Eierlauf-Meisterschaft begeisterte Kinder und Touristen

Angefeuert vom Osterhasen starten Vivien (8) und Lavinia (6) zum Eierlauf auf der Friedrichstraße.

BONN. Kürzlich hatte Martin Schmid, Schatzmeister der Immobilien- und Standortgemeinschaft Friedrichstraße Bonn (ISG), eine ungewöhnliche Idee, die am vergangenen Ostersamstag bereits mit Leben erfüllt worden ist: Auf einer knapp 30 Meter langen Strecke auf der Friedrichstraße fanden die internationalen Meisterschaften im Eierlaufen statt.

"Ziel ist es, Freude zu machen und die Innenstadt zu beleben", erklärte Schmid. Die ISG ist ein Zusammenschluss von zahlreichen Geschäftsleuten und Hausbesitzern, die zusammen Veranstaltungen planen, auch um die Friedrichstraße bekannter zu machen. So auch den Eierlauf am Ostersamstag. Mit Löffeln und Wachseiern mussten Passanten versuchen, so schnell wie möglich das Ziel zu erreichen.

Dabei bekam auch das Klangkunstwerk "5,3 Kilo Meter pro Stunde" von Erwin Stache eine ganz neue Bedeutung. Hierbei handelt es sich um eine Tafel, die seit Anfang des Jahres über der Straße angebracht ist und die Schrittgeschwindigkeit der Fußgänger misst und dabei Geräusche macht.

Der Künstler wollte die Menschen unter anderem dazu bringen, sich ihres eigenen Tempos bewusst zu werden. Am Samstag wurde das Kunstwerk kurzerhand in den Wettbewerb integriert. Die Teilnehmer mussten unter der Anzeige her laufen, für die beste Zeit gab's Schoko-Eier.
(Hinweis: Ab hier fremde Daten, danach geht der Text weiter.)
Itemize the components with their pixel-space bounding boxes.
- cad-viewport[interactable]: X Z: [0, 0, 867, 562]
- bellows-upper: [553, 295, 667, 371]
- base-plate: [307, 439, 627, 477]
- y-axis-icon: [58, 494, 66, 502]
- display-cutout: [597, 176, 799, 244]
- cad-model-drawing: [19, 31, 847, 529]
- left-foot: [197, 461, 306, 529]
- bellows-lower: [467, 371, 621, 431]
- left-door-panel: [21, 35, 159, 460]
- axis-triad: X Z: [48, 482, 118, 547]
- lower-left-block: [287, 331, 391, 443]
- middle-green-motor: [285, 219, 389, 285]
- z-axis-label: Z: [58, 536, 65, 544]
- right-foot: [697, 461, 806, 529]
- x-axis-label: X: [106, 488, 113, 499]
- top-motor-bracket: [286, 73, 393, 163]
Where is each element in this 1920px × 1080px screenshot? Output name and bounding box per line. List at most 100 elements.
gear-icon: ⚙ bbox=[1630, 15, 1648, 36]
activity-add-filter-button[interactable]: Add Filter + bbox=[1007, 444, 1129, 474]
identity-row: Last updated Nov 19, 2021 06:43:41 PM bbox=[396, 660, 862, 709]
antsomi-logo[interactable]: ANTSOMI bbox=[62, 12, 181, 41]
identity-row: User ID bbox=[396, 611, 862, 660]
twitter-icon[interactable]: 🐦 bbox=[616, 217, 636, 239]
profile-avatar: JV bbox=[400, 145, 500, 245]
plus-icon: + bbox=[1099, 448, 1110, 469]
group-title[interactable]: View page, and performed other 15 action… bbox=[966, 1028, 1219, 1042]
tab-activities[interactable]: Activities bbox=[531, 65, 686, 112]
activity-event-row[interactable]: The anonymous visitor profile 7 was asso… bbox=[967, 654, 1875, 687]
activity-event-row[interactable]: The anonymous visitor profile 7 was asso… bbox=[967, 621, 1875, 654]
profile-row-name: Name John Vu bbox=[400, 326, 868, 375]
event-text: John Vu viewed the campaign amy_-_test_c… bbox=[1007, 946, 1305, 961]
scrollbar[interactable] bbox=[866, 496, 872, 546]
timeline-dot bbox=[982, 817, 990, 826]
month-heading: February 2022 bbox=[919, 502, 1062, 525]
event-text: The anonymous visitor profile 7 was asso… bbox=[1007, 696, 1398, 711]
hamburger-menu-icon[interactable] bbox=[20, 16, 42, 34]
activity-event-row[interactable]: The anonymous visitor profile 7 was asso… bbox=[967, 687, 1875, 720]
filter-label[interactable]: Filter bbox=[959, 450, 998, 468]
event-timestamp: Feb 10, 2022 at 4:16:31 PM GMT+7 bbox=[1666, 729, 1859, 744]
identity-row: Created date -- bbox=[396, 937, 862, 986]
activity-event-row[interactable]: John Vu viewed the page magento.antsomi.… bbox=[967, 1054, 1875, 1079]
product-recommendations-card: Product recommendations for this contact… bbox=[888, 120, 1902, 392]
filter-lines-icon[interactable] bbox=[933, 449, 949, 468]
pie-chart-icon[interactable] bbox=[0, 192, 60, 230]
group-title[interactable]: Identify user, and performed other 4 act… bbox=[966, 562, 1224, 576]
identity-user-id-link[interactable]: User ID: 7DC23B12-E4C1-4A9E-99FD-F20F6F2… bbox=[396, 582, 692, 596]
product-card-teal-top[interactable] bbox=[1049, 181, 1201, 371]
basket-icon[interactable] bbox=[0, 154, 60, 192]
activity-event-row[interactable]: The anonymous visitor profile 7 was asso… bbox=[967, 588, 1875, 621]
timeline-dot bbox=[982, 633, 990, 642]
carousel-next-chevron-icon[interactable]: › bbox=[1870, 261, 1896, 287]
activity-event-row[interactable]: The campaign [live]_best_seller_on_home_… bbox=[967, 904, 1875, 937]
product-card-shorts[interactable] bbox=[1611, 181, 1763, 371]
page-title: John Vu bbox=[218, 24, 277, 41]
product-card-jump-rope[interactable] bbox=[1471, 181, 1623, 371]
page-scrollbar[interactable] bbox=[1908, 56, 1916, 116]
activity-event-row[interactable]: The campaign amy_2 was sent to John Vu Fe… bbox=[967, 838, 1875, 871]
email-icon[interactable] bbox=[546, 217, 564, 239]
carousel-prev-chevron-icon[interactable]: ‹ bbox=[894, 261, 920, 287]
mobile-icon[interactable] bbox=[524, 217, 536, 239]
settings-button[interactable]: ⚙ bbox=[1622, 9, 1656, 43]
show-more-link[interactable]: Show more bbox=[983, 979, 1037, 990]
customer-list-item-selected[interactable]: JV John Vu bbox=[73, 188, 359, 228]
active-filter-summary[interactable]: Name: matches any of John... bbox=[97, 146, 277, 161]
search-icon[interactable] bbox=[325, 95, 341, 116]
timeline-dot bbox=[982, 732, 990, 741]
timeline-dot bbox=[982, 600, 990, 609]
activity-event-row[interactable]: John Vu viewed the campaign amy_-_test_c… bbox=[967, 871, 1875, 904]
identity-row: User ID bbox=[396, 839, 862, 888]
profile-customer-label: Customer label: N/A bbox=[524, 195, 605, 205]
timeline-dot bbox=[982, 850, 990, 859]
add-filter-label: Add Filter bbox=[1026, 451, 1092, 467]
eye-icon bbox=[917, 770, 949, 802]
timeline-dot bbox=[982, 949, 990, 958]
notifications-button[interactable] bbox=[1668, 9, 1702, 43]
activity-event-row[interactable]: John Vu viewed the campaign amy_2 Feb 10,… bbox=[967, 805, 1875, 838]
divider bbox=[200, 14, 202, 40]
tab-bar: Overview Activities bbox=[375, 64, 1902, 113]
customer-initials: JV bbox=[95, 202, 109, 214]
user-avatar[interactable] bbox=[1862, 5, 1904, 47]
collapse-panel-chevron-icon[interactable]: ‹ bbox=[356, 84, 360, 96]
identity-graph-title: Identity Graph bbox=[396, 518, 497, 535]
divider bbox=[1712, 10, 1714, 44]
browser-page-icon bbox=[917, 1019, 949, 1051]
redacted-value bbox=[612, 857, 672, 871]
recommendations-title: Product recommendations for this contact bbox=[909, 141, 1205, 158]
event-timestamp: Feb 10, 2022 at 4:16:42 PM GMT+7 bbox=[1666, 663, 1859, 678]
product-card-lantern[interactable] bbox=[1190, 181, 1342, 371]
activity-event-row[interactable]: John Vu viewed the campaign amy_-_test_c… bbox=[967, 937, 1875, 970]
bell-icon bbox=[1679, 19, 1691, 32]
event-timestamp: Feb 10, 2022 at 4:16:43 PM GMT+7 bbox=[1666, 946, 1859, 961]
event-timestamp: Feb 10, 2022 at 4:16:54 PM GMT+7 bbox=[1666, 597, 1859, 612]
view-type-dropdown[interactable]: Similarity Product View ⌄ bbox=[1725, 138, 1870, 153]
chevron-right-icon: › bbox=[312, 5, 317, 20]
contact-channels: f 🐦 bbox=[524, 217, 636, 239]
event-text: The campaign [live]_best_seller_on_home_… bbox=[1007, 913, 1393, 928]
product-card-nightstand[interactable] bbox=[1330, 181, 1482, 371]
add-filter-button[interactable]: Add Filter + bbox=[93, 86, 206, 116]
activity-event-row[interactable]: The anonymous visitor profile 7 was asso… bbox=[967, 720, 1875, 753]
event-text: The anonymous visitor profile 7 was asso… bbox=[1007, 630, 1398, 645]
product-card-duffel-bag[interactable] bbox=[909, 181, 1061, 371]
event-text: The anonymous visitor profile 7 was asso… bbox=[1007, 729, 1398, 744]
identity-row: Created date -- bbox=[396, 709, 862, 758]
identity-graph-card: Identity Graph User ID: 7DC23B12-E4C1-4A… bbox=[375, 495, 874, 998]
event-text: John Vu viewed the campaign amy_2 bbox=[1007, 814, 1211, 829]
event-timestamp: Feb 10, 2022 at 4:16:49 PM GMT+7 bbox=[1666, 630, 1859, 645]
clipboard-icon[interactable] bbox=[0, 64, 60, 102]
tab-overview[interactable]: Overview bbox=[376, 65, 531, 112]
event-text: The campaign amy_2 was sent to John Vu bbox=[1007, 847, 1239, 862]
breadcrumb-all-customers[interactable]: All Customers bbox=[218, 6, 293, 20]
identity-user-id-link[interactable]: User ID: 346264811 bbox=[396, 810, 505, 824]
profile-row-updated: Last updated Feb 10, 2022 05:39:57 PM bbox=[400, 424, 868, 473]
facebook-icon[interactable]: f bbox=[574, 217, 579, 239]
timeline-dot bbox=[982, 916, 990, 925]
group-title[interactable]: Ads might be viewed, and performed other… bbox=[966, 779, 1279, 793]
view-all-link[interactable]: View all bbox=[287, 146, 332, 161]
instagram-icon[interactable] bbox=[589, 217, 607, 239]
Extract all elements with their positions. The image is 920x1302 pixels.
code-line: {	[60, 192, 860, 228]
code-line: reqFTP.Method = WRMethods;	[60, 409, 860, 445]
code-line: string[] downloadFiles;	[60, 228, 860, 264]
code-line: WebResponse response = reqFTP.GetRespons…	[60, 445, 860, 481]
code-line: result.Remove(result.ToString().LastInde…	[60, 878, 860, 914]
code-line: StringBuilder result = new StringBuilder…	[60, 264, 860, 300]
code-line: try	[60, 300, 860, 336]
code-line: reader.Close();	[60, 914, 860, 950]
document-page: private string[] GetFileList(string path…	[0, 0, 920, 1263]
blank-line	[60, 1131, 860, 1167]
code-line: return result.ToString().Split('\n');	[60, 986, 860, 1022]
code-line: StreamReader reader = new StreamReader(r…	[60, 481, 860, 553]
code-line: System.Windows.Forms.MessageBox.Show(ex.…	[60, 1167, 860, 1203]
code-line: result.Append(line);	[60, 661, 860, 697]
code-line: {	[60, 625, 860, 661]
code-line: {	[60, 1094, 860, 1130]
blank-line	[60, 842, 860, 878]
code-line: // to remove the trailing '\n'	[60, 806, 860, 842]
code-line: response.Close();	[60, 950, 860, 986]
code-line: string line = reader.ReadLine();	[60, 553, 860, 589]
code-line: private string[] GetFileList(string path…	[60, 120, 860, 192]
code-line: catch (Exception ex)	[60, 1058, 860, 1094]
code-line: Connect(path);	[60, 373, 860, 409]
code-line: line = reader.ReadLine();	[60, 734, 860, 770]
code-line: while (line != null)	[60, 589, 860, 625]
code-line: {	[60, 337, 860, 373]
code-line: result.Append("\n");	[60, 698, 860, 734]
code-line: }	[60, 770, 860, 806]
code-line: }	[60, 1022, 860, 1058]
Aber auch die eher Langsamen gingen nicht leer aus, jeder Läufer bekam am Ende eine Urkunde und ein bemaltes Osterei.

"Das ist ein großer Spaß", fand Julia Richter, die sich gleich als Erste im Eierlaufen versuchte und immerhin auf 5,9 km/h kam. Die 43-jährige Berlinerin war zum Osterurlaub in Bonn: "In Berlin würden sie die Nase rümpfen, da haben sie keinen Humor, ich freue mich, dass es in Bonn diesen Humor gibt."

Übertrumpft wurde Richter allerdings von der achtjährigen Vivien mit 6,8 km/h. Zusammen mit Mutter Inge Perlik war diese extra zum Eierlaufen aus Sankt Augustin angereist. "Dass das Ei so wackelt, das ist ziemlich schwer." Für die neunjährige Cynthia war genau das der Ansporn.

Zwar ließ sie ihr Ei zweimal fallen, Spaß hatte sie aber trotzdem jede Menge: "Die Eier auf dem Löffel zu haben, das ist schon cool." Rund drei Stunden liefen Passanten nacheinander um die Wette, Mitorganisatorin Petra Amtenbrink war zufrieden mit der Premiere: "Die Leute haben bis zum Schluss Schlange gestanden, um mitlaufen zu können."